I glanced out at the ityasaari: Dame Okra, Phloxia, Lars, Ingar, Od Fredricka, Brasidas, the twins. They smiled; I couldn’t bear to look.

 

“From that day forth,” Jannoula was saying, “all my energies focused on escape. If that meant convincing my uncle to trust me by devising strategies for the Old Ard, then that’s what I did. I won them victories, yes, but each came at terrible cost. I saw to that.”

 

I had noted this before. I hoped Kiggs was paying attention.

 

“My only purpose, my single-minded goal,” said Jannoula, her voice high and clear, “was to come to Goredd, the home of my dearest sister. I would have moved Heaven to do it.”

 

There wasn’t a dry eye among the councilors, old and young alike.
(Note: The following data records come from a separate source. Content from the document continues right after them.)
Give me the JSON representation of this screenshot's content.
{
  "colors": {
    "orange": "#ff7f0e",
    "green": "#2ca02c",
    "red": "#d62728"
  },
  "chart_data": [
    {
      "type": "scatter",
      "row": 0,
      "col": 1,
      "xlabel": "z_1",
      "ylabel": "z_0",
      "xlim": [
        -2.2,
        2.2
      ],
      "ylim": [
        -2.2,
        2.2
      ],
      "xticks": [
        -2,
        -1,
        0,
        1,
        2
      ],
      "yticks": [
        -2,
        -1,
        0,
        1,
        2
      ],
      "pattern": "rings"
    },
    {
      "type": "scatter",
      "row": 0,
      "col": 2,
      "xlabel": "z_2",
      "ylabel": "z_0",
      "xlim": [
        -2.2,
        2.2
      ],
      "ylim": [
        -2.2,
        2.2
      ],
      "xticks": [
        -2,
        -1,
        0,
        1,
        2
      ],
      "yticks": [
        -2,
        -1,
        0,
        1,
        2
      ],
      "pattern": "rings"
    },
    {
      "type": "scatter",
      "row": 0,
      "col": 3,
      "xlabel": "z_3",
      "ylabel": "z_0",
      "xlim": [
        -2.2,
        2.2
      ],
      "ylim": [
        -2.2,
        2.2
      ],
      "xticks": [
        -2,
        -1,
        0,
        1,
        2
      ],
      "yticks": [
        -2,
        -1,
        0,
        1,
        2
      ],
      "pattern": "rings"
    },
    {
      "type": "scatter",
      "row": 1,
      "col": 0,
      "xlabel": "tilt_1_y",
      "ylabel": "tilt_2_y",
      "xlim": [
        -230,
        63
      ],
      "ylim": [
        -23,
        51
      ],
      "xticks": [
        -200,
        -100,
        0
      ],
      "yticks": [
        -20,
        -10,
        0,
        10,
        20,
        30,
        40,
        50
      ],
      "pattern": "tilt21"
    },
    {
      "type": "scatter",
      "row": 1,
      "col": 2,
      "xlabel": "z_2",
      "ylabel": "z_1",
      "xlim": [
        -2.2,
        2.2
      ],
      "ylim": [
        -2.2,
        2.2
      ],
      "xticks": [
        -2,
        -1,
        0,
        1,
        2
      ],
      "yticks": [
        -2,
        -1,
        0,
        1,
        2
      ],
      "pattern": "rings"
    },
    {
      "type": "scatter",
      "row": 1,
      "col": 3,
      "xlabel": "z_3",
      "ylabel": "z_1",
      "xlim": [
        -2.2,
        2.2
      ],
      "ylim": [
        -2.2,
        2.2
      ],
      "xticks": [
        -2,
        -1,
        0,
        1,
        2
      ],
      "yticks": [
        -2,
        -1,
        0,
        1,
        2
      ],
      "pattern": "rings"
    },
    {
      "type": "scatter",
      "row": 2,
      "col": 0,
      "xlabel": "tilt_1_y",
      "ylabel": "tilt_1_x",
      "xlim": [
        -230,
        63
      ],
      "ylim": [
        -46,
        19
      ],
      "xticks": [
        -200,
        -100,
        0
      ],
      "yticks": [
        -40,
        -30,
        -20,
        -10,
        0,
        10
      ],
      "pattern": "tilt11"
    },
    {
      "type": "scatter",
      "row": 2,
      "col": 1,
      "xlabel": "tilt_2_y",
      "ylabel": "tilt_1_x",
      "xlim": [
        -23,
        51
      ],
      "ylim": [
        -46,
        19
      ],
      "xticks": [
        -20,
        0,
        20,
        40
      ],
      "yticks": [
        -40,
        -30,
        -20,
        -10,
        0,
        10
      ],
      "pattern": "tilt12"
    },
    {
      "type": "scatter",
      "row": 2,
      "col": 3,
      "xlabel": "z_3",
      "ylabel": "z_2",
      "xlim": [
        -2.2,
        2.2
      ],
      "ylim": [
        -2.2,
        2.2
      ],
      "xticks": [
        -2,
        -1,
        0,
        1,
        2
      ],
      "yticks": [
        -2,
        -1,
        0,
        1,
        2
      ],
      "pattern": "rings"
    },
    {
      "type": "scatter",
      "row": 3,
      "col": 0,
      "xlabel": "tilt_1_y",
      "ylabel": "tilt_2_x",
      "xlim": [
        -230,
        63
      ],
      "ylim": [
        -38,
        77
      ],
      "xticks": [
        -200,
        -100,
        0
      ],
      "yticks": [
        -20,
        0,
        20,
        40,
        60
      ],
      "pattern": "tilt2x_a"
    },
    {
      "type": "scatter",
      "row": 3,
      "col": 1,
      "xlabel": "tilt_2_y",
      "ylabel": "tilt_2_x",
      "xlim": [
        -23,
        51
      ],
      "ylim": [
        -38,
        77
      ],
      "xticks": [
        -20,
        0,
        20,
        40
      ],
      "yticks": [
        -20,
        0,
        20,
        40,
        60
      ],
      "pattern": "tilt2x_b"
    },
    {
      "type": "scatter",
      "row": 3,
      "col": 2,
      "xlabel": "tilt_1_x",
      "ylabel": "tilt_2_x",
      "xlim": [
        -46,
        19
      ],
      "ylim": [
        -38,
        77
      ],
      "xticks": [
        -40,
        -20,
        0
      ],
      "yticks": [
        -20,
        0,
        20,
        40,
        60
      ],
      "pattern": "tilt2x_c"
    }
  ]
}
The Queen dabbed subtly at her own with a lace-edged handkerchief; the ityasaari wept openly. Jannoula stepped toward me, took my hand in her cold fingers, and raised it triumphantly, as if we were dear friends reunited at last; only I could feel how hard she clenched my hand.

 

“O brethren!” she cried. “Let this be a day of rejoicing.”

 

And with that, still clamping my hand like a crab, she strode up the carpet toward the far end of the chamber, dragging me with her. Behind us the council broke out in heartfelt applause. Jannoula waved without turning around and said nothing more until we were out in the corridor, walking swiftly through the palace.

 

She flung my hand away. “What was that?” she said through her teeth. “An attempt to discredit me? A little something you thought everyone should know?”

 

“I really do want to help you,” I said. I meant it, though probably not the way she hoped. “I saw your old cell at Lab Four, your fur suit on the peg behind the door. I know what they did to you.” The thought of the place made my throat tighten. “The dragons told me you were still theirs, though.”

 

She stopped short. “I am not theirs. I have never been theirs,” she snarled. “The unbearable arrogance of dragons! They will learn soon enough.”

 

“Will they, indeed?” I said. “How do you intend to teach them?”

 

She spread her arms. “Look around you. Find one thing I’ve sabotaged. The Goreddi war effort is the stronger for my presence, I promise you. Lars and Blanche are perfecting the war engines; Mina is teaching new sword techniques; my artists are inspiring the people. St. Abaster’s Trap was full of holes; I’ve fixed it. Goredd needed me, and I am here.”

 

“And Orma?” I said. “I was promised he’d be here.”

 

Her expression darkened. “You’ll see him when I decide you may.”

 

“You underestimate my stubbornness,” I said.

 

Jannoula leaned into my face, lowering her voice to a vicious whisper: “You overestimate my patience. Let me make one thing clear: I could dismantle you before the whole world. I could persuade any of those simpering courtiers to knife you, or each other, or themselves. Bear that in mind.”

 

I raised my hands, conceding, and she nodded grimly. “Come on,” she said, not reaching for my hand again. “I’ll show you the Garden of the Blessed.”